I work for a company of about 300 and am part of a 3-man IT department. Going desk to desk, interrupting users, switching accounts, and installing this was not going to happen (to say nothing of the hundred or so users who are out of state or work remotely). This is the solution I came up with. It’s not especially pretty, but it more or less works. The one prerequisite not included in this is .Net Framework 3.5. Make sure you have that or it won’t start.

  1. Download and run the Encompass installer from elliemae.com/getencompass360. You’ll need to run this from an account with local admin rights. Once you hit install for the “Encompass Prerequisite”, it’ll run the install manager and start downloading executables. From there, you can grab the installers for the constituent components from %LOCALAPPDATA\Applications\. These will change, but here’s a copy of what our package tree looks like right now. Also included is a sanitized export of the PDQ Deploy package .xml file. You’ll need to replace “YOUR_PDQ_DEPLOY_SHARE.COMPANY.TLD” with the appropriate path. If you can’t afford/use PDQ Deploy, here’s a batch script to install everything. Sorry, Powershell purists. I’m lazy. Run it in the encompass_install folder.
    @ECHO OFF
    ECHO Installing Encompass SmartClient and prerequisites:
    ECHO Installing Visual Studio (1/6)...
    START /wait msiexec.exe /i "VC2005SP1\vcredist_x86\VCREDI~3\vcredist.msi" ALLUSERS=1 /qn /norestart /log output.log
    ECHO Complete.
    ECHO Installing Anyuni PDF Converter (2/6)...
    START /wait PdfConverter\Install.exe -s
    ECHO Complete.
    ECHO Installing Encompass Document Converter (3/6)...
    START /wait BlackIce\DocumentConverter.exe /s
    ECHO Complete.
    ECHO Installing EPD Converter (4/6)...
    START /wait EPDInstaller\EPDInstaller.exe /qn /norestart
    ECHO Complete.
    ECHO Installing SmartCore Base (5/6)...

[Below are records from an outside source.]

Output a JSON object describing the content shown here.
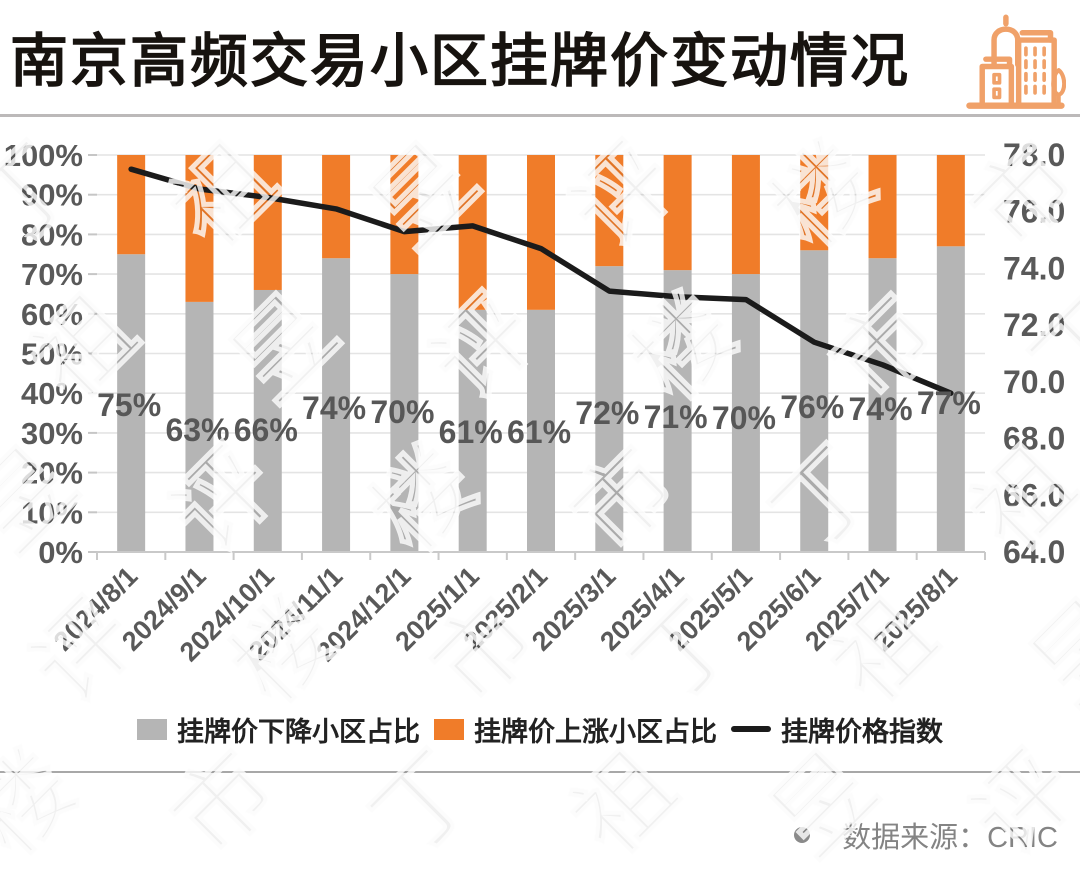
{
  "header": {
    "title": "南京高频交易小区挂牌价变动情况"
  },
  "chart_data": {
    "type": "bar",
    "subtype": "stacked-bars-with-line",
    "title": "南京高频交易小区挂牌价变动情况",
    "categories": [
      "2024/8/1",
      "2024/9/1",
      "2024/10/1",
      "2024/11/1",
      "2024/12/1",
      "2025/1/1",
      "2025/2/1",
      "2025/3/1",
      "2025/4/1",
      "2025/5/1",
      "2025/6/1",
      "2025/7/1",
      "2025/8/1"
    ],
    "series": [
      {
        "name": "挂牌价下降小区占比",
        "type": "bar",
        "stack": "share",
        "axis": "left",
        "color": "#B5B5B5",
        "unit": "%",
        "values": [
          75,
          63,
          66,
          74,
          70,
          61,
          61,
          72,
          71,
          70,
          76,
          74,
          77
        ]
      },
      {
        "name": "挂牌价上涨小区占比",
        "type": "bar",
        "stack": "share",
        "axis": "left",
        "color": "#F07C29",
        "unit": "%",
        "values": [
          25,
          37,
          34,
          26,
          30,
          39,
          39,
          28,
          29,
          30,
          24,
          26,
          23
        ]
      },
      {
        "name": "挂牌价格指数",
        "type": "line",
        "axis": "right",
        "color": "#1B1B1B",
        "values": [
          77.5,
          76.8,
          76.5,
          76.1,
          75.3,
          75.5,
          74.7,
          73.2,
          73.0,
          72.9,
          71.4,
          70.6,
          69.6
        ]
      }
    ],
    "bar_labels": [
      "75%",
      "63%",
      "66%",
      "74%",
      "70%",
      "61%",
      "61%",
      "72%",
      "71%",
      "70%",
      "76%",
      "74%",
      "77%"
    ],
    "left_axis": {
      "min": 0,
      "max": 100,
      "step": 10,
      "format": "percent",
      "tick_labels": [
        "0%",
        "10%",
        "20%",
        "30%",
        "40%",
        "50%",
        "60%",
        "70%",
        "80%",
        "90%",
        "100%"
      ]
    },
    "right_axis": {
      "min": 64,
      "max": 78,
      "step": 2,
      "format": "one-decimal",
      "tick_labels": [
        "64.0",
        "66.0",
        "68.0",
        "70.0",
        "72.0",
        "74.0",
        "76.0",
        "78.0"
      ]
    },
    "grid": true,
    "legend_position": "bottom"
  },
  "source": {
    "text": "数据来源：CRIC"
  },
  "watermark": {
    "text": "丁祖昱评楼市"
  },
  "colors": {
    "bar_down": "#B5B5B5",
    "bar_up": "#F07C29",
    "index_line": "#1B1B1B",
    "axis_text": "#595959",
    "icon_orange": "#F0A169"
  }
}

    START /wait sccoreinstaller\sccoreinstaller.exe /qn /norestart /log sccore.log
    ECHO Complete.
    ECHO Installing SmartCore Client (6/6)...

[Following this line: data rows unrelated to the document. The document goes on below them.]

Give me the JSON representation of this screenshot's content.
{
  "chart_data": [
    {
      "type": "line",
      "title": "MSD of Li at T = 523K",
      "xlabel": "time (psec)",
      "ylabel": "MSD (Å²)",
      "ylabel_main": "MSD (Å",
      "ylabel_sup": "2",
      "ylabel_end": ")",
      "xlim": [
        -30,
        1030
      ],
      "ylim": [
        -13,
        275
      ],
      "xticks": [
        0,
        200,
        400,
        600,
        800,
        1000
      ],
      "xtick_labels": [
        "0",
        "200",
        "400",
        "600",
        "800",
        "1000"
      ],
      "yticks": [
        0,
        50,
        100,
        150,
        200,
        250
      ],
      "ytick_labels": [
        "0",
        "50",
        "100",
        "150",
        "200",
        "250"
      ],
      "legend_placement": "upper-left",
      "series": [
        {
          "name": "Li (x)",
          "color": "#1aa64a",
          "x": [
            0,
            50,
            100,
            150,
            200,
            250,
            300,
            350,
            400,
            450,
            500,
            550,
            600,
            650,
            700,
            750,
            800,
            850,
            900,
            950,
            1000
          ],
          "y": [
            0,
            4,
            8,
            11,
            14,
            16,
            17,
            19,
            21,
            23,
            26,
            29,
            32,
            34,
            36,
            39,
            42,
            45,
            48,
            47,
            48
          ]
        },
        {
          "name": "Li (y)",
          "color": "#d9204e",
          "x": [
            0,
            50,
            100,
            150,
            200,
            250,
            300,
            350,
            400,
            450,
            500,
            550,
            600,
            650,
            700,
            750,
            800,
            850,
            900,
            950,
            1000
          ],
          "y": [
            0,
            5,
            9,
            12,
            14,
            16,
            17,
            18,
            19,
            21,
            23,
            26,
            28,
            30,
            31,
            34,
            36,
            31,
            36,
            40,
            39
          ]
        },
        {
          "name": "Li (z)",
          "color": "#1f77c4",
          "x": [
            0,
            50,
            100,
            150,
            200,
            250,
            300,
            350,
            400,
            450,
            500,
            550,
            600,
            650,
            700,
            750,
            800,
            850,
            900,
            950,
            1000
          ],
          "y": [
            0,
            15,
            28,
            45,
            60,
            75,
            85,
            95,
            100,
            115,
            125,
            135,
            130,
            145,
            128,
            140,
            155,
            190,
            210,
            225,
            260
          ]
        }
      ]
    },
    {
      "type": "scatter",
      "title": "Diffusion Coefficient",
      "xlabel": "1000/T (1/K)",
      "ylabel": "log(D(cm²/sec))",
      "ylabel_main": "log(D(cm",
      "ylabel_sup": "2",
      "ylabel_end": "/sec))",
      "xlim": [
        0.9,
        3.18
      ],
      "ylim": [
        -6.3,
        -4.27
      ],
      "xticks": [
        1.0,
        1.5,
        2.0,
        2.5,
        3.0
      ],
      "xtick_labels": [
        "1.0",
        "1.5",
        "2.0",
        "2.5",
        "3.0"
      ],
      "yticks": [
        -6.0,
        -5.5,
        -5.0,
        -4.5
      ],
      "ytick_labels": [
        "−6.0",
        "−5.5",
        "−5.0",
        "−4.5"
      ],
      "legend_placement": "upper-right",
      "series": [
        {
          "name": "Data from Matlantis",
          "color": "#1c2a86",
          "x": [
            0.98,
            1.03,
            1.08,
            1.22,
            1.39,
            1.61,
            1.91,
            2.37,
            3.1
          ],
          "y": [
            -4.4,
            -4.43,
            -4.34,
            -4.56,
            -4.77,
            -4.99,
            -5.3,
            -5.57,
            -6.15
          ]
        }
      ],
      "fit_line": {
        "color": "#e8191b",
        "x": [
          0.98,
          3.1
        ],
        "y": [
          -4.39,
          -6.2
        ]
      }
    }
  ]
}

    START /wait encsc\encsc.exe /qn /norestart /log core.log
    ECHO Complete.
    ECHO Importing Encompass SmartClient registry settings...
    START regedit.exe /s encompass.reg
    ECHO Complete.
    PAUSE
  2. Since I didn’t have a convenient little bundle to deploy, I used a combination of USSF and brute force to figure out the silent switches for everything. Most of the installers break down to .msi files, so it’s not as bad as you’d think. In the PDQ Deploy package, I’ve also added switches to write log files for each step.
  3. You’ll need to either have your users enter the client ID themselves or add it to the registry. I recommend not giving them the opportunity to break anything. Here are they keys to add (we did it through group policy):
    Windows Registry Editor Version 5.00
    
    [HKEY_LOCAL_MACHINE\SOFTWARE\Ellie Mae\SmartClient\C:/SmartClientCache/Apps/Ellie Mae/Encompass]
    "AuthServerURL"="https://hosted.elliemae.com"
    "SmartClientIDs"="XXXXXXXXXX"
    "AutoSignOn"="1"
    
    [HKEY_LOCAL_MACHINE\SOFTWARE\Wow6432Node\Ellie Mae\SmartClient\C:/SmartClientCache/Apps/Ellie Mae/Encompass]
    "AuthServerURL"="https://hosted.elliemae.com"
    "SmartClientIDs"="XXXXXXXXXX"
    "AutoSignOn"="1"

    Replace XXXXXXXXXX with your client ID.

  4. From here, you should be good to run. The first time you open the client after entering the client ID, it’ll take a minute or so and update itself. Once this is complete, the client should be usable.